Once an energy transfer coil is implanted on the patient’s abdomen, incisions are made to cut open the chest region. After the patient is transferred onto a heart lung machine, the right and left ventricles are removed and atrial cuffs are attached into the right and left atria, which are the upper chambers of the heart. A dummy heart is then inserted into the chest in order to get insights regarding the placement of the artificial heart. After that, grafts are sown into the aorta and pulmonary artery and the artificial heart is inserted into the chest cavity. The artificial device is then connected to the upper chambers, pulmonary artery and the aorta. Once the air in the artificial heart is removed, the heart and lung machine is disconnected and the surgeons check if the artificial heart is functioning properly or not.

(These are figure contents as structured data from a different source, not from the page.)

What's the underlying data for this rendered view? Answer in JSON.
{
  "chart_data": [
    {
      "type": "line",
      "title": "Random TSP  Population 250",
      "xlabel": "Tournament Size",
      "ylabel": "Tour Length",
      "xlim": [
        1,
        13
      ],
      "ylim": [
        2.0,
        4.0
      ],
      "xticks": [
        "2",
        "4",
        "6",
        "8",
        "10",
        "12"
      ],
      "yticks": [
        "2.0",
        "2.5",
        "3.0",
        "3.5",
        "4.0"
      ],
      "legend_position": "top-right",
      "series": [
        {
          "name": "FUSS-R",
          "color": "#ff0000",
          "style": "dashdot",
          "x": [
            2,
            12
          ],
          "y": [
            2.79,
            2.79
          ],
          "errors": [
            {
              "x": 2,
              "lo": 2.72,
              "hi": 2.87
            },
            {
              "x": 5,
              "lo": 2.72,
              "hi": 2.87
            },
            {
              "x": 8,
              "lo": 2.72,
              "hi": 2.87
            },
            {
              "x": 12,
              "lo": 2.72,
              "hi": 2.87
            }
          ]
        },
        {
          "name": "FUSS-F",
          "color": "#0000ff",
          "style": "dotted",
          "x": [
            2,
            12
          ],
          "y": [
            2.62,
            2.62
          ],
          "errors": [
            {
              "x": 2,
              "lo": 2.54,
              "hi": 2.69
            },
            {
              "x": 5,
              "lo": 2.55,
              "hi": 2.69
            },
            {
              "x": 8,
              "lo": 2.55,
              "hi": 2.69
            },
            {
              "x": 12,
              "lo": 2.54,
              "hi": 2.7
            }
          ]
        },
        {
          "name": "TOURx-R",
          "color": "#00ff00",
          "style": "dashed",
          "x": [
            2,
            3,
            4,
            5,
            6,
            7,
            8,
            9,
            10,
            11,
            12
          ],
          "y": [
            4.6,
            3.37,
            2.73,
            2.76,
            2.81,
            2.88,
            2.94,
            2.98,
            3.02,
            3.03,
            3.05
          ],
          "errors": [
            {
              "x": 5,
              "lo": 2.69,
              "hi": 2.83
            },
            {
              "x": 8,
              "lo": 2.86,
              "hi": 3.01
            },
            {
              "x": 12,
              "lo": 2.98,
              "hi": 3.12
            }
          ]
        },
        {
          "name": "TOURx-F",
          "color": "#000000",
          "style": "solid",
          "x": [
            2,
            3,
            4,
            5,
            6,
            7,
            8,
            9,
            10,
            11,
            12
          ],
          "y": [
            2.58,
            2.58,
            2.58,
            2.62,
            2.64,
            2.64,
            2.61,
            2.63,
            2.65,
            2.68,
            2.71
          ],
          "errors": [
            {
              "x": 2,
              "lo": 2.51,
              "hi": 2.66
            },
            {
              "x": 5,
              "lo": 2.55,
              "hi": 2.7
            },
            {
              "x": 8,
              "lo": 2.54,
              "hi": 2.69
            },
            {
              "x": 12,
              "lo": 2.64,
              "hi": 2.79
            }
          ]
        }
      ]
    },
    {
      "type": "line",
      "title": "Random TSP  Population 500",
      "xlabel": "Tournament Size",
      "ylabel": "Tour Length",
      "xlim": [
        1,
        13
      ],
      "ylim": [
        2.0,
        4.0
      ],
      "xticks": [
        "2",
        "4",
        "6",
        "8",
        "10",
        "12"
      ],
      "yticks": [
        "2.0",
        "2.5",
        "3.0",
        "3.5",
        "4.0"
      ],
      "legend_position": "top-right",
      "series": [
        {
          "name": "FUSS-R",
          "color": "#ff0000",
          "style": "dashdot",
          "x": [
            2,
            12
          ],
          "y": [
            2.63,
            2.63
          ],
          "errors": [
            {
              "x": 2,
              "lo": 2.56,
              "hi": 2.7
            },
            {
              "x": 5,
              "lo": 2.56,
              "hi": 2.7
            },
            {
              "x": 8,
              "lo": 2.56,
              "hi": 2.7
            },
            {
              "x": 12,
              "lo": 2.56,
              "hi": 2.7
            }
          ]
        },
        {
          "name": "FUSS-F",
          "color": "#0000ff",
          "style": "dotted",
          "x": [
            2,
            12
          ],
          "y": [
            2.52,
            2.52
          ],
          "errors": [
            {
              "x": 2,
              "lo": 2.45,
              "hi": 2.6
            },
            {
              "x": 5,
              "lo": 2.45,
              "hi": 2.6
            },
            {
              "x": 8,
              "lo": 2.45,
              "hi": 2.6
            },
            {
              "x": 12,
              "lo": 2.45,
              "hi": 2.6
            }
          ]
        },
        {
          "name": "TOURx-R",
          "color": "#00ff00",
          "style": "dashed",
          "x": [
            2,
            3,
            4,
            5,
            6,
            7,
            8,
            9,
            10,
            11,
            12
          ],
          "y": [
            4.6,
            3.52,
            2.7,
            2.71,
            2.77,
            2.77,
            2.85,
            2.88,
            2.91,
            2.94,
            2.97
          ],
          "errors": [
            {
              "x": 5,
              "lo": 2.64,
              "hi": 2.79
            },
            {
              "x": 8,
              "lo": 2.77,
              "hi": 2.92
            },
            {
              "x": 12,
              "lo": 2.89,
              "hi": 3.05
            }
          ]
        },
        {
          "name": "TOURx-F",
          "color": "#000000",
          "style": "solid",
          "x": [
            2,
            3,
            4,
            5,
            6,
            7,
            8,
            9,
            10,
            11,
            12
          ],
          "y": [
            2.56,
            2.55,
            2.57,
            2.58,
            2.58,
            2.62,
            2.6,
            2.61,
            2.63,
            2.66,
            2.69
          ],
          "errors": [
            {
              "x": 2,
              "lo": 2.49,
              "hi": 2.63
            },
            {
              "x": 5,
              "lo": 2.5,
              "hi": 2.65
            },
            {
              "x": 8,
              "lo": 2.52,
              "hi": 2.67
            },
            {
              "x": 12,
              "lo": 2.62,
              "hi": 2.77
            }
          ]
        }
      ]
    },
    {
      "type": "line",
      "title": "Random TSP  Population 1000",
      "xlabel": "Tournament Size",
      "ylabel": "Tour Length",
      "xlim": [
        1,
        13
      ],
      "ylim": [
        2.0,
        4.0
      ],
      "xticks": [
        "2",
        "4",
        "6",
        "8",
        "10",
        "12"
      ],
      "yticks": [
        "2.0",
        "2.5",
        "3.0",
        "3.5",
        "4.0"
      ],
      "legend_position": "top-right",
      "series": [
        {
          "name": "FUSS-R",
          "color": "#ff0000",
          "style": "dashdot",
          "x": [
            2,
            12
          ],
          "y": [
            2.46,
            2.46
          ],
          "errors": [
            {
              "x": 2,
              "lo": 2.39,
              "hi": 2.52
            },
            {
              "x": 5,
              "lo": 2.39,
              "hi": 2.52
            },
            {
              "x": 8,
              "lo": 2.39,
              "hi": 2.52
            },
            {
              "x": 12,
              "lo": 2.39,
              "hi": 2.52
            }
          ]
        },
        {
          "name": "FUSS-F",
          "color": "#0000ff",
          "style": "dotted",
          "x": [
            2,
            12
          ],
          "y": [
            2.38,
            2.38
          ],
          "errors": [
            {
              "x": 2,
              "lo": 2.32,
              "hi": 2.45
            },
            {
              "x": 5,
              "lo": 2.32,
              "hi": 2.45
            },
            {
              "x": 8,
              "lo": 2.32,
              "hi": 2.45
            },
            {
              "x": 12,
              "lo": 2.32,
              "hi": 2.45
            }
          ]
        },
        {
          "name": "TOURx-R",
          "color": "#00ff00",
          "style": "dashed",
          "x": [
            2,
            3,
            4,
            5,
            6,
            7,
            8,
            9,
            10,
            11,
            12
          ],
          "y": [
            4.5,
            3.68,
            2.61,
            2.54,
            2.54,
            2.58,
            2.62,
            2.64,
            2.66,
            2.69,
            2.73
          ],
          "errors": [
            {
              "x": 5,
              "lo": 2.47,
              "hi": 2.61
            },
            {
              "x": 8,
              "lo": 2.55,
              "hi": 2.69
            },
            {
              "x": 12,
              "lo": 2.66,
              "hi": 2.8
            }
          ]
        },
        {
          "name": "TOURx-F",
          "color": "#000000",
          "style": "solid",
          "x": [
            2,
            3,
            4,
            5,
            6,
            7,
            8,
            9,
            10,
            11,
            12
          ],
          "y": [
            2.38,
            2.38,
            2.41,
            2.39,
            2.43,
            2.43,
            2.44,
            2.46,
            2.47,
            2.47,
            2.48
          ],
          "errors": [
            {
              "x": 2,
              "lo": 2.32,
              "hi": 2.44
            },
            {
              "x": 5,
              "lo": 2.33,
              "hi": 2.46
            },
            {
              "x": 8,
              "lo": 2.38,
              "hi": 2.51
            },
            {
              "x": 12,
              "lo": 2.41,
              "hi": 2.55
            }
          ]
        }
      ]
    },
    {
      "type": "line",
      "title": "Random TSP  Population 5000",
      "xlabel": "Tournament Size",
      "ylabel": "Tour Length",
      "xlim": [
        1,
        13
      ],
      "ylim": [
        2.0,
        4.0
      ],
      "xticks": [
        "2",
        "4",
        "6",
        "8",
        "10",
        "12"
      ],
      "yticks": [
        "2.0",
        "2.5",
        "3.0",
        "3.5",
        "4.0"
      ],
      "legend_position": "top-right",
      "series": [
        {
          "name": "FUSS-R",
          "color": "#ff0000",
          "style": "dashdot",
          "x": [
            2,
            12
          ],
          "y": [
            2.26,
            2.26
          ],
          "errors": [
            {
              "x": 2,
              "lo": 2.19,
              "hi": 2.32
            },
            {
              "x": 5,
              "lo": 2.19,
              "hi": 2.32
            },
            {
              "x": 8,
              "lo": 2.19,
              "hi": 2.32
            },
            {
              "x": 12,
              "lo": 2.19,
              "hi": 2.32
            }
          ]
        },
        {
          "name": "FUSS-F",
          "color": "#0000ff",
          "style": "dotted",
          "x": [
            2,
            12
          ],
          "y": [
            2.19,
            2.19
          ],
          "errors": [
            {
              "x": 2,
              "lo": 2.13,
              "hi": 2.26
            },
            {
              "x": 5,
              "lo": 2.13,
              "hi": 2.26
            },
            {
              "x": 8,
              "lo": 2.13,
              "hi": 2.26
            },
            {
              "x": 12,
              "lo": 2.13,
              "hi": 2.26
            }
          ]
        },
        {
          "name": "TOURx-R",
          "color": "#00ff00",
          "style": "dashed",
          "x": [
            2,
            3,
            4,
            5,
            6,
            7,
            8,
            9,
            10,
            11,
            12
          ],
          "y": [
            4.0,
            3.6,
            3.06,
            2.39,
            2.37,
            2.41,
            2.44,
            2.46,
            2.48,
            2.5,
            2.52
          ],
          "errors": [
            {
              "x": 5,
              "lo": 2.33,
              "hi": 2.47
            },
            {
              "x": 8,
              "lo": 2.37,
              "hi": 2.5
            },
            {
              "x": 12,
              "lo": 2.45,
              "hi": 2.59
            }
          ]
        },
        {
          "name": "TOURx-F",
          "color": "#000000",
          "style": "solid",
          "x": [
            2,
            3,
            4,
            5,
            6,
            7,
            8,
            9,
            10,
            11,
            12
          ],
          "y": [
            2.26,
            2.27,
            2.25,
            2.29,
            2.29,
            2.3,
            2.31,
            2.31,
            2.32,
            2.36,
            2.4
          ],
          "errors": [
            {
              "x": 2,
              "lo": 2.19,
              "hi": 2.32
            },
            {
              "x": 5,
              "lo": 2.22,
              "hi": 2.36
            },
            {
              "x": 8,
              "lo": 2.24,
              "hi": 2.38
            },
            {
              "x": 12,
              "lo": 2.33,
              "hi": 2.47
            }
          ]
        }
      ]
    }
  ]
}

The risks associated with such a delicate and complex medical procedure are numerous. These include bleeding, formation of blood clots, infection and even a possible malfunction of the artificial heart itself. Bleeding is a serious issue in any surgical procedure and excessive bleeding would necessitate a blood transfusion. Since blood clots can seriously impact the blood vessels and organs, anti-clotting medication may be needed in the event of blood clotting. Infections are also a serious possibility in such a surgery. Surgery usually leaves the body weakened and susceptible to infections. The patient is therefore administered antibiotics and other drugs. The risk of infection is also associated with the device requiring an external source of power as the cords run through holes in the patient’s abdomen.
The artificial heart, is after all, a mechanical device and like all such devices may be subject to malfunction or failure of its pumping mechanism. This may be attributed to failures in power supply or failure of specific parts. One may also have to shell out a huge sum of $100,000 or even more for getting an artificial heart transplant. The cost covers the cost of the artificial heart, the surgery involved, medical follow-up and patient recovery. The cost may be offset partially or wholly if the patient’s insurance policy covers the same. Since one would have to shell out huge sums of money, it’s essential that this surgery is performed by experienced surgeons.
Though there have been instances of people surviving for 150 days and more on an artificial heart, an artificial heart is viewed as interim arrangement until a donor heart is available and ready for transplantation. It does help in improving the life expectancy and quality of life of patients who are medically unfit to receive a donor heart on account of the severity of their heart ailment.